Abstract Replication protein A (RPA) plays a critical role in all eukaryotic DNA processing involving single-stranded DNA (ssDNA). Contrary to the notion that RPA provides solely inert protection to transiently formed ssDNA, the RPA–ssDNA complex acts as a dynamic DNA processing unit. Here, we studied the diffusion of RPA along 60 nt ssDNA using a coarse-grained model in which the ssDNA–RPA interface was modeled by both aromatic and electrostatic interactions. Our study provides direct evidence of bulge formation during the diffusion of ssDNA along RPA. Bulges can form at a few sites along the interface and store 1–7 nt of ssDNA whose release, upon bulge dissolution, leads to propagation of ssDNA diffusion. These findings thus support the reptation mechanism, which involves bulge formation linked to the aromatic interactions, whose short range nature reduces cooperativity in ssDNA diffusion.

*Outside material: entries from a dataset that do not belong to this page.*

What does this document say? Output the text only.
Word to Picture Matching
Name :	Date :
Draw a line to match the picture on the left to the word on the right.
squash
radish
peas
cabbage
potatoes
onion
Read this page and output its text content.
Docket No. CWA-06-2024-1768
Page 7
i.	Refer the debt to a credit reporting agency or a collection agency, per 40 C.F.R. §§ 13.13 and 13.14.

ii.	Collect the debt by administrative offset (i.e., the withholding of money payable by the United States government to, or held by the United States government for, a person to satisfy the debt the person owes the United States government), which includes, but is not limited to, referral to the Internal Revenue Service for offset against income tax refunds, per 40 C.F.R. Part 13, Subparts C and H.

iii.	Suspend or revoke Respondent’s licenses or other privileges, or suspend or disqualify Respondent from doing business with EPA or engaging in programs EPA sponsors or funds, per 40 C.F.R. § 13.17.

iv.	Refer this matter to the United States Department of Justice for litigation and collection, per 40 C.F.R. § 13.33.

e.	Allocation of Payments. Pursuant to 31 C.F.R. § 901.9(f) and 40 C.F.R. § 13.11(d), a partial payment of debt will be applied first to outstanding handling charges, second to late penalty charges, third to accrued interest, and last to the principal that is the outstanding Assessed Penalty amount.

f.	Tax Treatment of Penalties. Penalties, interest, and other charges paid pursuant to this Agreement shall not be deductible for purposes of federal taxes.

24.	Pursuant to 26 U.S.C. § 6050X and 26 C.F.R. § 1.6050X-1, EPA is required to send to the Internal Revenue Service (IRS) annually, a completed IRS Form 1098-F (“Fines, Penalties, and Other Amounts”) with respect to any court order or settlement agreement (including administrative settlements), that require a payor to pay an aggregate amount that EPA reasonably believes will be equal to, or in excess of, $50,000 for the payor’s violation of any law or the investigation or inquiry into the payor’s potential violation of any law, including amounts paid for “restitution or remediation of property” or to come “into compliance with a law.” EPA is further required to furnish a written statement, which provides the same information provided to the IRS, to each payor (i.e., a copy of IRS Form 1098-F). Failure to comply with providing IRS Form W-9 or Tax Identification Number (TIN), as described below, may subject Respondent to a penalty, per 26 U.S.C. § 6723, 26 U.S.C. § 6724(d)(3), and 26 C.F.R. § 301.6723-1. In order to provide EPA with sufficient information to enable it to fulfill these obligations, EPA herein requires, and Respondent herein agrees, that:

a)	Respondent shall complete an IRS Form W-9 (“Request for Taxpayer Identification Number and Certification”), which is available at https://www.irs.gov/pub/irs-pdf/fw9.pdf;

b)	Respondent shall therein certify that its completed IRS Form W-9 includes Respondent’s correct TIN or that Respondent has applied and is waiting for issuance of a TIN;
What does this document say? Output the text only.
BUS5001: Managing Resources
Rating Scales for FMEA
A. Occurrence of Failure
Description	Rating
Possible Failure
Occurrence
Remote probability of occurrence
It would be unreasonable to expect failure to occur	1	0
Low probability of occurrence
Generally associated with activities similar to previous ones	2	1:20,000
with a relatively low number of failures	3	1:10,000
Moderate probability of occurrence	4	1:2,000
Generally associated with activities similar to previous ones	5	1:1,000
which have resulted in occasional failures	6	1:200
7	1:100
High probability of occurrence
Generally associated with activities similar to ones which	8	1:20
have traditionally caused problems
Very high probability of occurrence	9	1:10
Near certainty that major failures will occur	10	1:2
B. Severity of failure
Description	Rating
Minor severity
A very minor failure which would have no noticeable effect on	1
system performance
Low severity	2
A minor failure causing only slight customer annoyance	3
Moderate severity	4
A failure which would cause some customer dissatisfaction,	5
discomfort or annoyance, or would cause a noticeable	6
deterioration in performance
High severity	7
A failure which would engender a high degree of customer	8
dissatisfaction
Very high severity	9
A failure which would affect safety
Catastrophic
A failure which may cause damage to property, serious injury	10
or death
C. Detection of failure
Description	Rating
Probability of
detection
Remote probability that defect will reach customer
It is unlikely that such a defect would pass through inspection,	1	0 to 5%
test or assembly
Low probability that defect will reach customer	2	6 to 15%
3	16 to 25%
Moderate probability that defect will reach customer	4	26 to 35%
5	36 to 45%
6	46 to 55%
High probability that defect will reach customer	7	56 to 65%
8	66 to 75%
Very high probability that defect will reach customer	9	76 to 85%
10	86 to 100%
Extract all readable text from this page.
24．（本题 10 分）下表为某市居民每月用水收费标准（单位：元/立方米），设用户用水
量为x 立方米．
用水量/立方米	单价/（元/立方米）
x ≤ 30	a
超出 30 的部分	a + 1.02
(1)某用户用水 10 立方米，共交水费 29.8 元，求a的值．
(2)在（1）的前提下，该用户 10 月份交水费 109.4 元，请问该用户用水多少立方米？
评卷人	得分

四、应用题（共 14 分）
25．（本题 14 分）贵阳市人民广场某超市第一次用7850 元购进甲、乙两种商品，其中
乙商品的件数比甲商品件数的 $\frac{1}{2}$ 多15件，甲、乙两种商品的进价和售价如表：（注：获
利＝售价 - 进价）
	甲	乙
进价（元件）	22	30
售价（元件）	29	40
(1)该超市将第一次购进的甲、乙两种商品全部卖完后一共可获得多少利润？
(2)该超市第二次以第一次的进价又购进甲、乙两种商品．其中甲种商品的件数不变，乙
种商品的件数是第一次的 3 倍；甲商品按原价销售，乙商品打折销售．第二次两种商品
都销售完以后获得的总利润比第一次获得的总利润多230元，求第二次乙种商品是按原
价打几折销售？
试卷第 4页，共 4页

Greater cooperativity and a larger diffusion coefficient for ssDNA diffusion along RPA are observed for RPA variants with weaker aromatic interactions and for interfaces homogenously stabilized by electrostatic interactions. ssDNA propagation in the latter instance is characterized by lower probabilities of bulge formation; thus, it may fit the sliding-without-bulge model better than the reptation model. Thus, the reptation mechanism allows ssDNA mobility despite the extensive and high affinity interface of RPA with ssDNA. The short-range aromatic interactions support bulge formation while the long-range electrostatic interactions support the release of the stored excess ssDNA in the bulge and thus the overall diffusion.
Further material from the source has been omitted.